Elizabeth Fones’ connection to John Winthrop Jr. (her cousin and future father-in-law) is noteworthy, as he was both the governor of the Colony of Connecticut from 1659-1676 and a university-trained physician. His early encounters with medicinal and alchemical practices at the Fones’ apothecary shop may have informed his future educational pursuits. Further, Winthrop’s informational exchanges with medical women throughout his career exemplify the mutually beneficial relationships between trained physicians and female healers of the early colonial period in North America (Tannenbaum, 265). Yet, by the mid-eighteenth century, these partnerships grew more controversial as the physician class sought to establish themselves as ideologically opposed to folk medical practices.
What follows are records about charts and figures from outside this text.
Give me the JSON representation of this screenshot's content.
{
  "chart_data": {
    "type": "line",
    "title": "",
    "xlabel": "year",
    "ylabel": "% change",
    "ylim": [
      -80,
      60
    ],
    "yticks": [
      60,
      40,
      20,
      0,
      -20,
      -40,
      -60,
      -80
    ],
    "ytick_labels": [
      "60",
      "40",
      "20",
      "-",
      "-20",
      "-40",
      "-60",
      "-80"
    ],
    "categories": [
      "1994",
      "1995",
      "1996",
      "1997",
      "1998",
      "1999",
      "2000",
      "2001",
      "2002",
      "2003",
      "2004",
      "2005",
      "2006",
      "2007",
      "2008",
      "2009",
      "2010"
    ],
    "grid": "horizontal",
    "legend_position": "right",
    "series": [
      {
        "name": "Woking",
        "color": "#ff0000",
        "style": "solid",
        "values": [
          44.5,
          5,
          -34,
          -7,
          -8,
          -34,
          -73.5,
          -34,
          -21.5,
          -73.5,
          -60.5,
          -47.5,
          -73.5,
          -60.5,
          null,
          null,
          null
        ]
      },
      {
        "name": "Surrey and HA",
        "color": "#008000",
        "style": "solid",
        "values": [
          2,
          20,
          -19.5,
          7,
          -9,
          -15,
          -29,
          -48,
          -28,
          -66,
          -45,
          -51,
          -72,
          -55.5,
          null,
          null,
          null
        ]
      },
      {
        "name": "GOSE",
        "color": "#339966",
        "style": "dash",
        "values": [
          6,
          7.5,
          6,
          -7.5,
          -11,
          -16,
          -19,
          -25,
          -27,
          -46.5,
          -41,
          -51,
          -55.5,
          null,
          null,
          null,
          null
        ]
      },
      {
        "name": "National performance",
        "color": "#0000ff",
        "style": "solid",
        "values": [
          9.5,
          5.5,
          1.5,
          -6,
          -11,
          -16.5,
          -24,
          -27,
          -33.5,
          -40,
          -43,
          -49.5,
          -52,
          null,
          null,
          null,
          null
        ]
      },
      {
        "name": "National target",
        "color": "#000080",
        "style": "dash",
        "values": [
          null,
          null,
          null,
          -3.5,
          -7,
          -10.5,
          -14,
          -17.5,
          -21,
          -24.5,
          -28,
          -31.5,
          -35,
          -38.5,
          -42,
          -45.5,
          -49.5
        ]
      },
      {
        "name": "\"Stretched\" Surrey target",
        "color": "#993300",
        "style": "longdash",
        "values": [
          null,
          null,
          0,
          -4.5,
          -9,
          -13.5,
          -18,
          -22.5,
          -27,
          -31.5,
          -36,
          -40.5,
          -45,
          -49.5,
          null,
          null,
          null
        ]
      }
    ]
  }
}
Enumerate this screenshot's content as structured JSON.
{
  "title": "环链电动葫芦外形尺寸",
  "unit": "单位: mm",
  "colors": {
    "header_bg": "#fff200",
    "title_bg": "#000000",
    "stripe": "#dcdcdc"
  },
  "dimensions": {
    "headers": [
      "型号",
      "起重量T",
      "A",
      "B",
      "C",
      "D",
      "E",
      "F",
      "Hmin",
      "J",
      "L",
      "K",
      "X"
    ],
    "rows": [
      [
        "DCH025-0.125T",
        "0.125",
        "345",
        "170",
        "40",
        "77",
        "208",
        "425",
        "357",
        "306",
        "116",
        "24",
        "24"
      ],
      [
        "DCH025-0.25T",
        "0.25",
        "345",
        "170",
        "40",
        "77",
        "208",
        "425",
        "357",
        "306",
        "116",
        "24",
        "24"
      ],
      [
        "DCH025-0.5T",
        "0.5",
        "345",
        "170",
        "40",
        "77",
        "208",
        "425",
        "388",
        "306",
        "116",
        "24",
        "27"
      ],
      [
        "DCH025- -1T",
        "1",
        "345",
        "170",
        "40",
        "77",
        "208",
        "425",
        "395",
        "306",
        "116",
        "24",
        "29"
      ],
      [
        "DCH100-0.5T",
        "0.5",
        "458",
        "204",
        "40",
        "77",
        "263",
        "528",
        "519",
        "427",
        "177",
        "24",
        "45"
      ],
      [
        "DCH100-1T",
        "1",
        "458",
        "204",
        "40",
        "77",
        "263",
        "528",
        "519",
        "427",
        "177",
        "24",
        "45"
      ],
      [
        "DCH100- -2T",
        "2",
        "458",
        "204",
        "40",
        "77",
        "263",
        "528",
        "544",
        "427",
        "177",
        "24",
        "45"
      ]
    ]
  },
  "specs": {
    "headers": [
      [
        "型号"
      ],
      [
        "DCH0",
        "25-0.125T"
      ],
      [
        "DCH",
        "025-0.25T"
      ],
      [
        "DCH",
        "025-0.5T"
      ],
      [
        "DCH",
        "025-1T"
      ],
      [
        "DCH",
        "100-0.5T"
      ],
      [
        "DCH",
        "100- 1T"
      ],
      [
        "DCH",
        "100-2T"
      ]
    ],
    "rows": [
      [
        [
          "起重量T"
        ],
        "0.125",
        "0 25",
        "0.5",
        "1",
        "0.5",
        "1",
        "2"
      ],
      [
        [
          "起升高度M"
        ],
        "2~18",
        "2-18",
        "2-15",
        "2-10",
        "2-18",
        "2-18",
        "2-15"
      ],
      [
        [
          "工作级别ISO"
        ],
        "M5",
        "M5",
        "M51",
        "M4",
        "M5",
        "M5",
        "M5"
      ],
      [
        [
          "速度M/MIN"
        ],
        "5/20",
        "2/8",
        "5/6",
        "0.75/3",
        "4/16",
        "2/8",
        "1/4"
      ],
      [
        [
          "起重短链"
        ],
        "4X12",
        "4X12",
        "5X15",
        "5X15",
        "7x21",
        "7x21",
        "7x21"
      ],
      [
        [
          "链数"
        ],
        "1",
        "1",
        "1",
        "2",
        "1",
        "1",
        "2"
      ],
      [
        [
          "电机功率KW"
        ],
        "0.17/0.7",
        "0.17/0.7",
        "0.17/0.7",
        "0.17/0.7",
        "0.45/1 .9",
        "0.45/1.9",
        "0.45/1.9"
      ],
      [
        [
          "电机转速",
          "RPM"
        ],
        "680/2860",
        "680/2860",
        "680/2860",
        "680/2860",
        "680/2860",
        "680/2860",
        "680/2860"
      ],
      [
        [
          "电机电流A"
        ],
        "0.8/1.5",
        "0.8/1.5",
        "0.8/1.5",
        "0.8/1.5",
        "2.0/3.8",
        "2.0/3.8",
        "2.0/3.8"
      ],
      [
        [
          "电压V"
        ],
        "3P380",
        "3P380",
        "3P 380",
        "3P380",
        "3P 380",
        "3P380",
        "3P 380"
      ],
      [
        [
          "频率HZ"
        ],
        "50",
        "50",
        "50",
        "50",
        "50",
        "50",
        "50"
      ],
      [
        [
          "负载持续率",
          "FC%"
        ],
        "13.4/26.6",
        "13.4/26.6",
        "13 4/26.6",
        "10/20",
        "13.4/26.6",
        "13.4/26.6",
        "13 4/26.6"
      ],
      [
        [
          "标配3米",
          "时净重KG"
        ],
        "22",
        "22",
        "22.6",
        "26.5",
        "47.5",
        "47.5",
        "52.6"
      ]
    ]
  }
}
In an effort to gain financial and professional superiority, educated medical practitioners of the North American colonies aimed to disassociate themselves from the work of rural midwives and healers. According to Theresa McCulla in her essay “Medicine in Colonial America” (2016), the work of these healers was consequently “derided as deceitful” which “narrowed dramatically the range of medical authority in the new American nation to white male physicians trained in European-influenced schools of thought.” These calculated efforts to devalue female participation in medicine and healing in early settlements has created an obvious gap in the historical record. Nevertheless, the extensive contributions of medical women in seventeenth and eighteenth-century North America were essential components in the overall survival and success of early colonial communities.